Aviles wakes up every morning at 5:00 a.m., Rodriguez at 6:20 a.m. “But I fall back asleep all the time,” says Aviles, “and am sometimes late to school.” Rodriguez turns to her and says, with pursed lips, “What do you mean sometimes?”

Aviles’ mother works as dining hall staff in Davenport College and on most mornings — especially when Aviles does not fall back asleep — she drives her daughter to school. Rodriguez’s mother is a bus driver, so she rides with her. When they arrive at school, they get into one of two lines — one for boys, the other girls — to pass through the metal detector before entering the school. The line takes about 10 minutes, after every student clears the detector and a quick bag search.  
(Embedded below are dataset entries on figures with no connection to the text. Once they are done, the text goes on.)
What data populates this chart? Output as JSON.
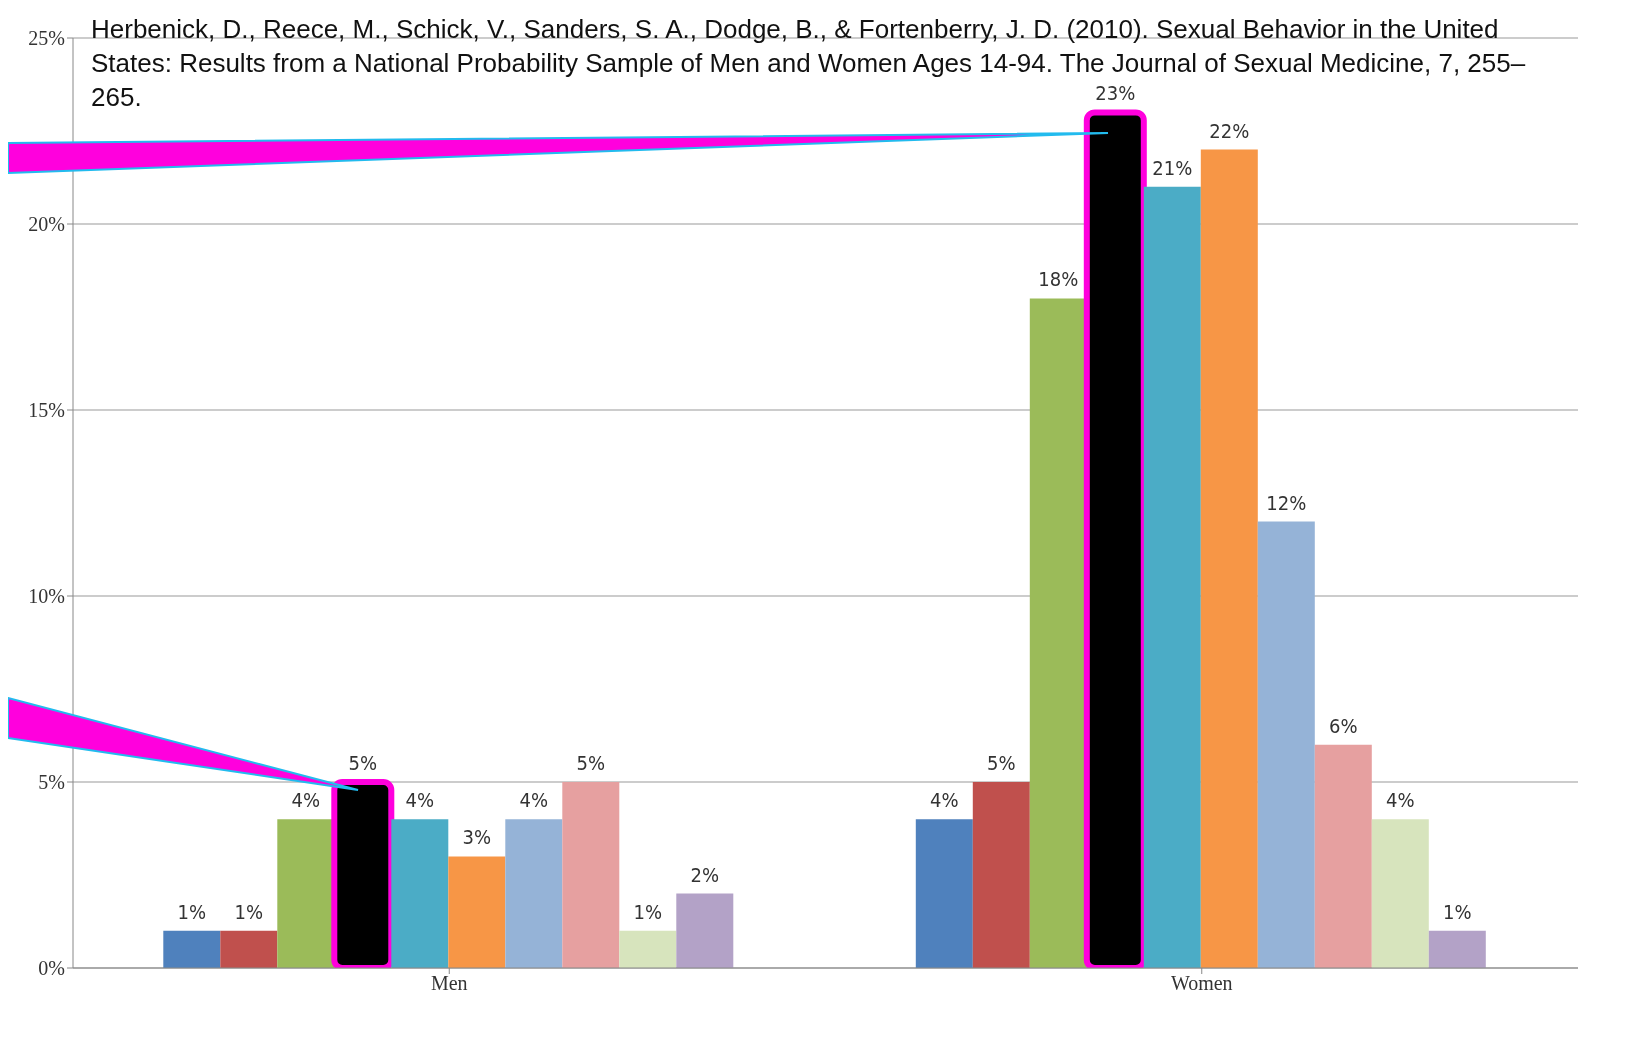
{
  "chart_data": {
    "type": "bar",
    "categories": [
      "Men",
      "Women"
    ],
    "series": [
      {
        "color": "#4f81bd",
        "values": [
          1,
          4
        ],
        "value_labels": [
          "1%",
          "4%"
        ]
      },
      {
        "color": "#c0504d",
        "values": [
          1,
          5
        ],
        "value_labels": [
          "1%",
          "5%"
        ]
      },
      {
        "color": "#9bbb59",
        "values": [
          4,
          18
        ],
        "value_labels": [
          "4%",
          "18%"
        ]
      },
      {
        "color": "#000000",
        "values": [
          5,
          23
        ],
        "value_labels": [
          "5%",
          "23%"
        ]
      },
      {
        "color": "#4bacc6",
        "values": [
          4,
          21
        ],
        "value_labels": [
          "4%",
          "21%"
        ]
      },
      {
        "color": "#f79646",
        "values": [
          3,
          22
        ],
        "value_labels": [
          "3%",
          "22%"
        ]
      },
      {
        "color": "#95b3d7",
        "values": [
          4,
          12
        ],
        "value_labels": [
          "4%",
          "12%"
        ]
      },
      {
        "color": "#e6a0a0",
        "values": [
          5,
          6
        ],
        "value_labels": [
          "5%",
          "6%"
        ]
      },
      {
        "color": "#d7e4bd",
        "values": [
          1,
          4
        ],
        "value_labels": [
          "1%",
          "4%"
        ]
      },
      {
        "color": "#b3a2c7",
        "values": [
          2,
          1
        ],
        "value_labels": [
          "2%",
          "1%"
        ]
      }
    ],
    "ylim": [
      0,
      25
    ],
    "yticks": [
      {
        "value": 0,
        "label": "0%"
      },
      {
        "value": 5,
        "label": "5%"
      },
      {
        "value": 10,
        "label": "10%"
      },
      {
        "value": 15,
        "label": "15%"
      },
      {
        "value": 20,
        "label": "20%"
      },
      {
        "value": 25,
        "label": "25%"
      }
    ],
    "grid": "y",
    "legend": false,
    "annotations": [
      "Herbenick, D., Reece, M., Schick, V., Sanders, S. A., Dodge, B., & Fortenberry, J. D. (2010). Sexual Behavior in the United States: Results from a National Probability Sample of Men and Women Ages 14-94. The Journal of Sexual Medicine, 7, 255–265."
    ]
  }
}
After they are through the metal detectors and bag checks, they go to breakfast. After about 20 minutes at breakfast, at 7:30 a.m., the first bell sounds. As soon as the bell silences, Mrs. Johnson’s booming voice floods the packed cafeteria: “Come on everyone, get to class! Mete a clase!” The students, Rodriguez and Aviles included, slowly rise from the tables and shuffle toward the hallway. And so the school day begins.

Both Rodriguez and Aviles are AP students. As they enter their first-period classes, the security guards take their posts in the hallways, teachers file into their respective rooms and administrators fly through hallways tracking tardy students and resolving any of the day’s litany of issues.

Like students at any school, both girls have teachers they love and teachers they dread. They have subjects they devour and classes they hide in, dreading participation. They have piles of homework, hours of extracurricular activities, mean SAT tutors, tedious family responsibilities and hopes, and worries and ambitions. And to them, no school exists that they would rather attend.

For both girls, education is everything and it begins with their mothers. Both had to drop out of high school: Aviles’ to take care of her child, Rodriguez’s to work and provide for her family. “They never got the opportunity,” Rodriguez said. “Our family was in serious trouble and my mom sacrificed her education for her family. She may have gone further in life if she hadn’t made that decision, but the family needs help. And because of that, she has put a huge emphasis on school.”

For Aviles, education was her outlet. She grew up reading. “It was the only priority set in front of me. My dad always told me, ‘Don’t worry about anything, don’t worry about anything else going on, just focus on school.”

For Aviles and Rodriguez, school represents not only the avenue through which they can achieve their goals, but also a means to fulfill what their family has worked to provide for them. At the age of 16, they are each supporting, in essence, their families’ dreams. They’re in it, in other words, for more than just themselves.

During their interview, I asked the girls if they would rather attend a private school. They looked to each other and said, almost simultaneously, “No.” For both girls, the people and the diversity of Wilbur Cross have come to not only define their high school experience, but also what they admire in the school. “I love being a part of a school with a bunch of different kids who are all going through the same thing,” says Rodriguez. “I would hate to have a sheltered school experience because I’ve learned [at Cross] that beauty is being able to look at someone who’s really different than you, and understand them because you’re all part of the same thing.”